Mentioning jasmine in perfume discussions often leads to an instant dialogue about a major substance in the flower named indole, for which the flower is often named indolic. This term is frequently used in tandem with less appealing descriptions such as "fecal." This prompts an intriguing question: Has the reputation of jasmine as the "king of flowers" in perfumery been unfairly tainted? This exploration delves into the complex perceptions of jasmine, particularly poignant when jasmine vines bloom profusely in the warmer seasons.
Indole, while commonly scapegoated for unpleasant odors, has a backstory rich with scientific intrigue. The term "indole" originated from a blend of "indigo" and "oleum," coined during the early isolation of the compound through the chemical treatment of indigo dye with oil, marking the birth of indole chemistry. Structurally, this substance is an aromatic heterocyclic organic compound with a benzene ring fused to a nitrogen-containing pyrrole ring. This structure forms the basis for compounds collectively known as "indoles."
Despite its reputation, the compound does not inherently smell of feces. The field of organic chemistry often adopts literal names for substances based on their scents, such as cadaverine (reminiscent of corpses), putrescine (decaying matter), skatole (from Greek meaning feces), and butyric acid (smelling of rancid butter). This naming convention raises questions about the lack of an appropriately descriptive moniker for the substance’s unique scent.

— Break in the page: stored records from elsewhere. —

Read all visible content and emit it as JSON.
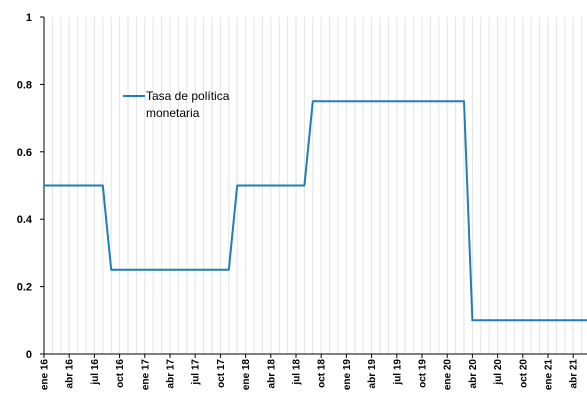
{
  "chart_data": {
    "type": "line",
    "ylim": [
      0,
      1
    ],
    "yticks": [
      0,
      0.2,
      0.4,
      0.6,
      0.8,
      1
    ],
    "ytick_labels": [
      "0",
      "0.2",
      "0.4",
      "0.6",
      "0.8",
      "1"
    ],
    "grid": "vertical",
    "legend_position": "upper-left",
    "colors": {
      "series": "#1f7fb4",
      "grid": "#e3e3e3",
      "axis": "#000000"
    },
    "xtick_labels": [
      "ene 16",
      "abr 16",
      "jul 16",
      "oct 16",
      "ene 17",
      "abr 17",
      "jul 17",
      "oct 17",
      "ene 18",
      "abr 18",
      "jul 18",
      "oct 18",
      "ene 19",
      "abr 19",
      "jul 19",
      "oct 19",
      "ene 20",
      "abr 20",
      "jul 20",
      "oct 20",
      "ene 21",
      "abr 21"
    ],
    "x_range": [
      "2016-01",
      "2021-06"
    ],
    "series": [
      {
        "name": "Tasa de política monetaria",
        "steps": [
          {
            "from": "2016-01",
            "value": 0.5
          },
          {
            "from": "2016-08",
            "value": 0.25
          },
          {
            "from": "2017-11",
            "value": 0.5
          },
          {
            "from": "2018-08",
            "value": 0.75
          },
          {
            "from": "2020-03",
            "value": 0.1
          }
        ]
      }
    ]
  }
}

The reality is that pure indole, which is present in trace amounts in feces and also in white flowers like jasmine, gardenia, tuberose, and orange blossom, does not emit an irritating odor when isolated. Its scent is more musty and stale, akin to mothballs, suggesting decay but not directly fecal. When mixed with humidity and other musky compounds, however, it can intensify to evoke the ambiance of less pleasant places. Notably, indole is related to tryptophan, an amino acid that is a precursor to serotonin, highlighting its presence in various foods from dairy products to chocolate and oats, offering a unique perspective on everyday ingredients.
When it comes to perfumery, the presence of an indolic scent does not definitively indicate the use of natural jasmine. Natural jasmine essence typically contains about 2.5% pure indole, lending it a rich, narcotic quality often perceived as "animalic" or "sexy." This effect, enhanced by other components like paracresol, can be experienced in perfumes such as Serge Lutens' A la Nuit or Montale Jasmine Full, which showcase the deep and intoxicating aspects of jasmine. Conversely, jasmine's indolic aspects can also be simulated using synthetic substitutes, making it economically feasible compared to the costly extraction of natural oils, which can drive prices up to $350 per ounce.
Despite this, not all jasmine fragrances are dominated by indolic notes. Some offer cleaner, subtler interpretations of jasmine, free from the heavier indolic presence. For those seeking to avoid any indolic character, perfumers have developed synthetic alternatives such as Hedione, which offers a fresher, slightly sweeter, greener jasmine scent. These are blended with compounds like benzyl acetate and linalool to create a jasmine aroma that is light, easy to wear, and does not conjure the less desirable aspects of nature.
In crafting fragrances, the choice often lies between embracing the full-bodied, complex character of indolic jasmine or opting for a lighter, clearer floral note. This spectrum of options demonstrates the versatility and artistic depth in perfumery, where even a single note like jasmine can span a range of olfactory experiences—from the deeply evocative to the purely delightful. Thus, the selection of jasmine's presentation in perfume is as varied and nuanced as the preferences of those who wear it.